The family had been considering a trip to Italy, but when Burgos saw the Mass ticket announcement on the Diocese of Honolulu’s website, they decided to change their plans. Burgos said his kids are very excited about their weeklong trip to the nation’s capitol.
“My 14-year-old was telling me a few months before we planned the trip that, as Catholics, if we can we must try to do a pilgrimage,” said Burgos, who is the Hispanic ministry coordinator at St. John the Baptist in Kalihi, where the family are parishioners. Now their pilgrimage will be a little closer to home.
Lucy Poueu, the religious education coordinator and administrative assistant at Our Lady of the Mount in Kalihi Valley, is also making the trip to Washington a family event. She will be traveling with her husband Paul, her daughter Solinu‘u, and her 15-year-old granddaughter Lucia.
Poueu decided to go as soon as she saw the announcement about tickets being available.
“I thought it was a good opportunity to see a pope in person because it’s so far away to go to Rome and I’ve never seen a pope in person,” she said. “It’s kind of a once-in-a-lifetime deal.”
New York City
Three days after his Mass in Washington, on April 20, Pope Benedict will preside at a public Mass at Yankee Stadium.
Among the Hawaii residents who will be there is St. Elizabeth, Aiea, parishioner Linda Cacpal, who has been a fan of Benedict XVI ever since she read his autobiography, “Milestones: Memoirs 1927-1977,” in 2005 shortly after he became pontiff.

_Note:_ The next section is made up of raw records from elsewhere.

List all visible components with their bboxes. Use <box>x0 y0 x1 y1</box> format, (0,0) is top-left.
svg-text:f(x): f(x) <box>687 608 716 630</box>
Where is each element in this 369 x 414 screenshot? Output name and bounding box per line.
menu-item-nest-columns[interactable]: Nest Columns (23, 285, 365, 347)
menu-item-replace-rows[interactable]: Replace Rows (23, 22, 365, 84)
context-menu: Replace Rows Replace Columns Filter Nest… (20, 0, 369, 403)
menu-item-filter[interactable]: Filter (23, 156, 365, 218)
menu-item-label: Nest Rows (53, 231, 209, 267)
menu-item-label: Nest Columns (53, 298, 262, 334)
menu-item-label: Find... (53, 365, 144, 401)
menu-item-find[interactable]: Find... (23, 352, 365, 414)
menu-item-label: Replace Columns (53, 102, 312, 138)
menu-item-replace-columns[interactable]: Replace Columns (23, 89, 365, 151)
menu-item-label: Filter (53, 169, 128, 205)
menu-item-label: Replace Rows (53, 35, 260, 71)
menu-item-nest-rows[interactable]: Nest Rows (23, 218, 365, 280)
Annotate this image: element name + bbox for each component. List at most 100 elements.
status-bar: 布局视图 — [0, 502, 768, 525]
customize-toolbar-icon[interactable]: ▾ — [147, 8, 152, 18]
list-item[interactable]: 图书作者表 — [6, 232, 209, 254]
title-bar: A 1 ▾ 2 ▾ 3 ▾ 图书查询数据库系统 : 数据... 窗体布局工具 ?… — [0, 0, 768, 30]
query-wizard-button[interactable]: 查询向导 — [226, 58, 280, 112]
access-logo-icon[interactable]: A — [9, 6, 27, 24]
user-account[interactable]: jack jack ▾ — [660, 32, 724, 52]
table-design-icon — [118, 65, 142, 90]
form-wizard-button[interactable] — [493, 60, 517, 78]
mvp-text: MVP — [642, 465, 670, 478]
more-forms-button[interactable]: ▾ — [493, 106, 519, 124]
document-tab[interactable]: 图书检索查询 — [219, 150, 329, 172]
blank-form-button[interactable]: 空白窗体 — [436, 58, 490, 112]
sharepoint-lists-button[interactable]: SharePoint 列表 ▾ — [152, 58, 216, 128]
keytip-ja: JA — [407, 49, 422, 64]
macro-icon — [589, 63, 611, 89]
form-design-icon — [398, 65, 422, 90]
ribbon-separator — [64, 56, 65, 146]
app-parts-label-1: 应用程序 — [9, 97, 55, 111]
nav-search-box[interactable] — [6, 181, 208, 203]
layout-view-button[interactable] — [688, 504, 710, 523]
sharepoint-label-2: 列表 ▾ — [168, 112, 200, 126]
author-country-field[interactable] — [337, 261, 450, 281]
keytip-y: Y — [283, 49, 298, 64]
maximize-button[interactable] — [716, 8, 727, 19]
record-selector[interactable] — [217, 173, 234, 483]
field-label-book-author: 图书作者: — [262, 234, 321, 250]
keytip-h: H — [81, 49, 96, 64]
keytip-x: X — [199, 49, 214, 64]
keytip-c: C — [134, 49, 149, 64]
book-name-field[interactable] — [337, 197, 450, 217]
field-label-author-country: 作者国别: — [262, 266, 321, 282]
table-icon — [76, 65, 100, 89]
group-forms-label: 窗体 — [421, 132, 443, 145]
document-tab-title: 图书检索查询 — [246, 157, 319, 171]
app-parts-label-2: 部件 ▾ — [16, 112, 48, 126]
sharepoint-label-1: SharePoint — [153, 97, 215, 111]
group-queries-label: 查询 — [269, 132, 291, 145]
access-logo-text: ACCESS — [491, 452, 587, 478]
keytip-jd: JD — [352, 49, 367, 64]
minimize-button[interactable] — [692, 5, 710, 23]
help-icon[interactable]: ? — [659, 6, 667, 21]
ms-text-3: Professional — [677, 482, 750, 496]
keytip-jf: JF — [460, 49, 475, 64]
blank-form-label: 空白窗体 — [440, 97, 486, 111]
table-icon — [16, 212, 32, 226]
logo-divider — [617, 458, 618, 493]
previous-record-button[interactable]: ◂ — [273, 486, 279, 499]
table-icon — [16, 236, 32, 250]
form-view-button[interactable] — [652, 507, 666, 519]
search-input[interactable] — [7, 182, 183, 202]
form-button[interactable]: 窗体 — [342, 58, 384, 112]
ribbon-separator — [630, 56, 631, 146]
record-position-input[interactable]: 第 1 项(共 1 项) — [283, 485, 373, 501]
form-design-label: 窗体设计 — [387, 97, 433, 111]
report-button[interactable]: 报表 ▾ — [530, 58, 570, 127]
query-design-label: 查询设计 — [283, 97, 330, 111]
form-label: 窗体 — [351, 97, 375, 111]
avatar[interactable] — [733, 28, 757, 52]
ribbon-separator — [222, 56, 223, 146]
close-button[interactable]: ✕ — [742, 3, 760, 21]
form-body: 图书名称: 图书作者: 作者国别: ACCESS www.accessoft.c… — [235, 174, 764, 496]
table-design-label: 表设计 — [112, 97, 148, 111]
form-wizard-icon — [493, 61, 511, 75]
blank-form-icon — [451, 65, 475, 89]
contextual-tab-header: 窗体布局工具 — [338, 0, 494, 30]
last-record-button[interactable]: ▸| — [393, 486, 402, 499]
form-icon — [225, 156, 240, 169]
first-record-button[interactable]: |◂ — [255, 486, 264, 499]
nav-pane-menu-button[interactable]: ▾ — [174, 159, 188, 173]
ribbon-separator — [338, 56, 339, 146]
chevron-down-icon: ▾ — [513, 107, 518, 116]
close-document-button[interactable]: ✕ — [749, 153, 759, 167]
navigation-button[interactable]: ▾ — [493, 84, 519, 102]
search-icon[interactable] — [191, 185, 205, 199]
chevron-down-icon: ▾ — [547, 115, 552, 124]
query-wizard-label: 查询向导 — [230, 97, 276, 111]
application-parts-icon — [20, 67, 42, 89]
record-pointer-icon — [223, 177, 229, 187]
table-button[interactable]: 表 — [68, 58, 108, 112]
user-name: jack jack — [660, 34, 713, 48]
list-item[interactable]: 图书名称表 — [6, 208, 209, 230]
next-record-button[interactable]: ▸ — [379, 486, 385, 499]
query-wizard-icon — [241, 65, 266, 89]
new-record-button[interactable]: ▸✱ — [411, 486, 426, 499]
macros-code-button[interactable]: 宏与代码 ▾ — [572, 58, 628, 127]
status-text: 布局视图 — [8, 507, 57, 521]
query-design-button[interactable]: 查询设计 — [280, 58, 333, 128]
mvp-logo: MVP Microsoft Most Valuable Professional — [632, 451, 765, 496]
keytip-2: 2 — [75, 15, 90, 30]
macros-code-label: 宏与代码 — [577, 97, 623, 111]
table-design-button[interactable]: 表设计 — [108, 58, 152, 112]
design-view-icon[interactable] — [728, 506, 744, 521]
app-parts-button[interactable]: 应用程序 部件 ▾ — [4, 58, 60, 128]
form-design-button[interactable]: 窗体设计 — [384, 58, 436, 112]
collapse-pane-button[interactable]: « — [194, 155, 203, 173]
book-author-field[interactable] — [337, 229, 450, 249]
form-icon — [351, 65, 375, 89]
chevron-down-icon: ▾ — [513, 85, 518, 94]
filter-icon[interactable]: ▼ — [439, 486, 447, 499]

“He’s gracious and gentle, and whenever he talks about Christianity, even when it’s morality, he always talks about it in a positive way,” said Cacpal, a member of the Diocesan Pastoral Council and her parish’s RCIA coordinator. She plans to share her New York trip experiences with fellow parishioners when she gets back.
Cacpal is particularly looking forward to listening to Pope Benedict’s homily and hearing him speak in English, though she says it will be amazing “just being in his presence.”
One complication with Cacpal’s trip is that she is on dialysis and had to arrange for treatments while she is in New York City.
“I’m going all the way across the United States just for this one man,” she said. “I wouldn’t do it if I didn’t think he was a gift to us.”
Also headed for Yankee Stadium are Deacon Ron Paglinawan and his wife Eunice of Our Lady of Perpetual Help Parish in Ewa Beach.
Even before the papal Mass in New York City had been announced, the couple had planned to fly into the city on April 18 on their way to Ireland on a group pilgrimage. When by coincidence their days in the Big Apple coincided with the pontiff’s visit there, the Paglinawans decided to try and get tickets to his public Mass.
“In some ways this is new and exciting for us,” Paglinawan said. “We’ve been to Rome and we’ve never seen the pope before.”
He hopes to get a photo of Pope Benedict, even if it’s from a distance. Plus, he said, “You have to go to Mass on Sunday anyway; might as well do it with the pope.”